Rate revision offers no hope

Rate revision offers no hope

Consumers and businesses have decried the current interest rates structure, saying the cost of borrowing remains high in the country regardless of some adjustments by the commercial banks.

The consumers and businesses shared the sentiments in view of the slight revision of the reference rate— an interest rate benchmark that is used to set other interest rates—from 13.9 percent to 13.8 percent.

Published statements from some of the country’s commercial banks, including Standard Bank plc, Ecobank, FDH Bank plc and National Bank plc, show that their lending rates have been restructured.

This means that depending on the product and customer risk profile, lending rates will now be between 13.8 percent and a maximum of around 26 percent from 13.9 percent in the past two months.

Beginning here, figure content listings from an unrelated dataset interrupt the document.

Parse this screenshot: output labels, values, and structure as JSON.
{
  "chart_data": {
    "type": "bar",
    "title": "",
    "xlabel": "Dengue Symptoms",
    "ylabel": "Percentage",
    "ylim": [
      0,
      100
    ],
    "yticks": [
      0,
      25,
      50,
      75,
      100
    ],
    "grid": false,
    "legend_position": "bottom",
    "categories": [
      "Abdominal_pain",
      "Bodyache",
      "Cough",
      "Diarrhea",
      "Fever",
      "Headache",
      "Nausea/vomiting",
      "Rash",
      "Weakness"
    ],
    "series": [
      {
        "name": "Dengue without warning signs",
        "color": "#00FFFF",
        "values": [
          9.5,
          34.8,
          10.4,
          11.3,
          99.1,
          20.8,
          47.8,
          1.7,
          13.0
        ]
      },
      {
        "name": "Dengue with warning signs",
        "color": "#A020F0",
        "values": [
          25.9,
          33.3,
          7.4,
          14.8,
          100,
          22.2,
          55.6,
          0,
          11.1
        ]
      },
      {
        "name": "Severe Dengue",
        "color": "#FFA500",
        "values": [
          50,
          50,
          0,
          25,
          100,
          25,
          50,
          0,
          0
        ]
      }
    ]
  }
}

Speaking in an interview yesterday, Consumers Association of Malawi executive director John Kapito said high interest rates continue to bite consumers who are currently struggling to service loans and even borrow.

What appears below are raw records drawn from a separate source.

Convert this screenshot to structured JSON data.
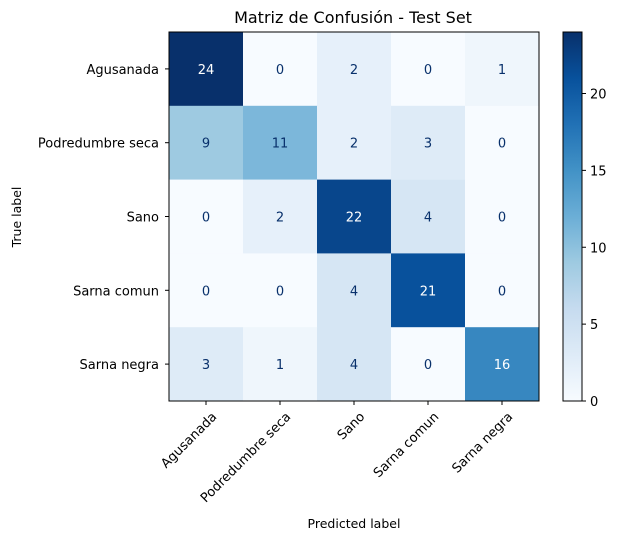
{
  "chart_data": {
    "type": "heatmap",
    "title": "Matriz de Confusión - Test Set",
    "xlabel": "Predicted label",
    "ylabel": "True label",
    "labels": [
      "Agusanada",
      "Podredumbre seca",
      "Sano",
      "Sarna comun",
      "Sarna negra"
    ],
    "matrix": [
      [
        24,
        0,
        2,
        0,
        1
      ],
      [
        9,
        11,
        2,
        3,
        0
      ],
      [
        0,
        2,
        22,
        4,
        0
      ],
      [
        0,
        0,
        4,
        21,
        0
      ],
      [
        3,
        1,
        4,
        0,
        16
      ]
    ],
    "colormap": "Blues",
    "vmin": 0,
    "vmax": 24,
    "colorbar_ticks": [
      0,
      5,
      10,
      15,
      20
    ]
  }
}
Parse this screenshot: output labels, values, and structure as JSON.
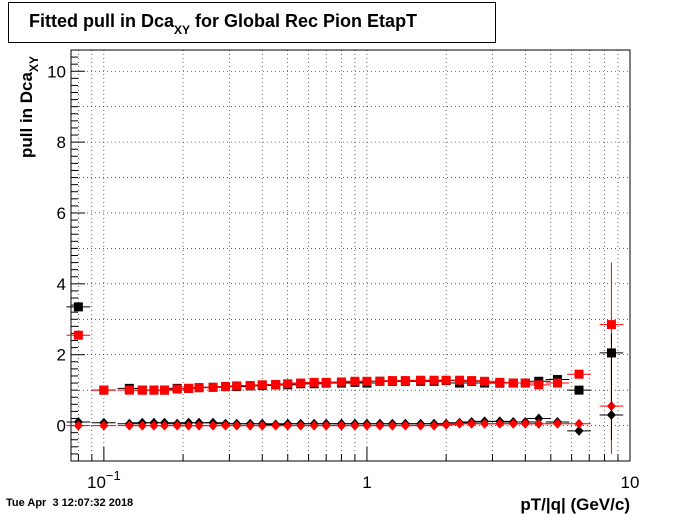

He said: “Malawi still has high borrowing rates that slow down the growth of the economy because we literally do not have cheap money from our institutions to allow businesses to borrow and produce at relatively competitive prices.

“With such interest rates, one thing for sure is whatever Malawi might wish to do to grow this economy is just a wish and nightmare because no one would want to invest money in a country like Malawi.”

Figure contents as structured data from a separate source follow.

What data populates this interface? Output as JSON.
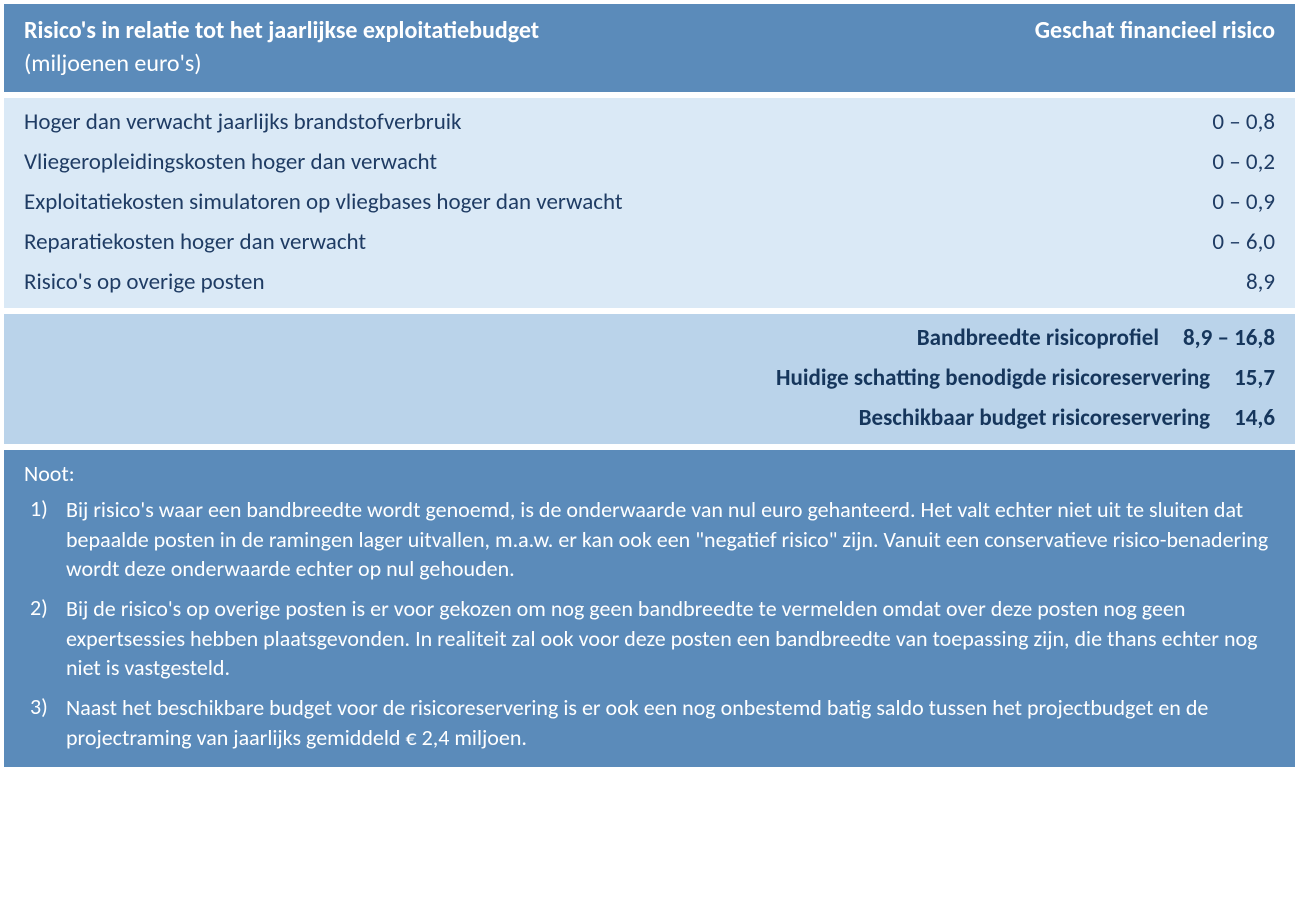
{
  "colors": {
    "band_dark": "#5b8bba",
    "band_light": "#dae9f6",
    "band_mid": "#bad3ea",
    "text_dark": "#1f3c64",
    "text_summary": "#16365c",
    "text_on_dark": "#ffffff"
  },
  "typography": {
    "font_family": "Calibri",
    "header_fontsize_pt": 18,
    "body_fontsize_pt": 17,
    "footer_fontsize_pt": 16
  },
  "header": {
    "title": "Risico's in relatie tot het jaarlijkse exploitatiebudget",
    "subtitle": "(miljoenen euro's)",
    "right": "Geschat financieel risico"
  },
  "risks": [
    {
      "label": "Hoger dan verwacht jaarlijks brandstofverbruik",
      "value": "0 – 0,8"
    },
    {
      "label": "Vliegeropleidingskosten hoger dan verwacht",
      "value": "0 – 0,2"
    },
    {
      "label": "Exploitatiekosten simulatoren op vliegbases hoger dan verwacht",
      "value": "0 – 0,9"
    },
    {
      "label": "Reparatiekosten hoger dan verwacht",
      "value": "0 – 6,0"
    },
    {
      "label": "Risico's op overige posten",
      "value": "8,9"
    }
  ],
  "summary": [
    {
      "label": "Bandbreedte risicoprofiel",
      "value": "8,9 – 16,8"
    },
    {
      "label": "Huidige schatting benodigde risicoreservering",
      "value": "15,7"
    },
    {
      "label": "Beschikbaar budget risicoreservering",
      "value": "14,6"
    }
  ],
  "footer": {
    "title": "Noot:",
    "notes": [
      {
        "num": "1)",
        "text": "Bij risico's waar een bandbreedte wordt genoemd, is de onderwaarde van nul euro gehanteerd. Het valt echter niet uit te sluiten dat bepaalde posten in de ramingen lager uitvallen, m.a.w. er kan ook een \"negatief risico\" zijn. Vanuit een conservatieve risico-benadering wordt deze onderwaarde echter op nul gehouden."
      },
      {
        "num": "2)",
        "text": "Bij de risico's op overige posten is er voor gekozen om nog geen bandbreedte te vermelden omdat over deze posten nog geen expertsessies hebben plaatsgevonden. In realiteit zal ook voor deze posten een bandbreedte van toepassing zijn, die thans echter nog niet is vastgesteld."
      },
      {
        "num": "3)",
        "text": "Naast het beschikbare budget voor de risicoreservering is er ook een nog onbestemd batig saldo tussen het projectbudget en de projectraming van jaarlijks gemiddeld € 2,4 miljoen."
      }
    ]
  }
}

Indigenous Business Association of Malawi president Mike Mlombwa agreed that interest rates remain a thorny issue for local businesses.

“Most businesses are affected by high interest rates evidenced by consumers’ failure to repay loans,” he said.

Market and investment analyst Bond Mtembezeka observed that the current reference rate, which forms part of interest rates charged by bank consumers, is insignificant to relieve borrowers.

“At the end of the day, lenders add their own discretionary spread on loans depending on the risk profile of the borrower, which certainly pushes up how much a customer pays in form of interest,” he said.

Mtembezeka observed that as inflation is expected to keep on rising, authorities could be compelled to raise the policy rate which could mean even higher rates for borrowers.

Bankers Association of Malawi chief executive officer Lyness Nkungula was yet to respond to a questionnaire, but in an earlier interview she said the interplay between borrowers’ demand for money and lenders’ supply of money has had an impact on reference rates.

She said when banks experience greater demand for its loans from customers, relative to its supply of deposits, this determines a rise in the reference rate and vice versa.

Meanwhile, the Reserve Bank of Malawi (RBM) has maintained that policy rate, at 14 percent.

RBM Governor Wilson Banda said they wanted to allow for more time for the impact of the April 2022 policy rate increase to transmit through the economy.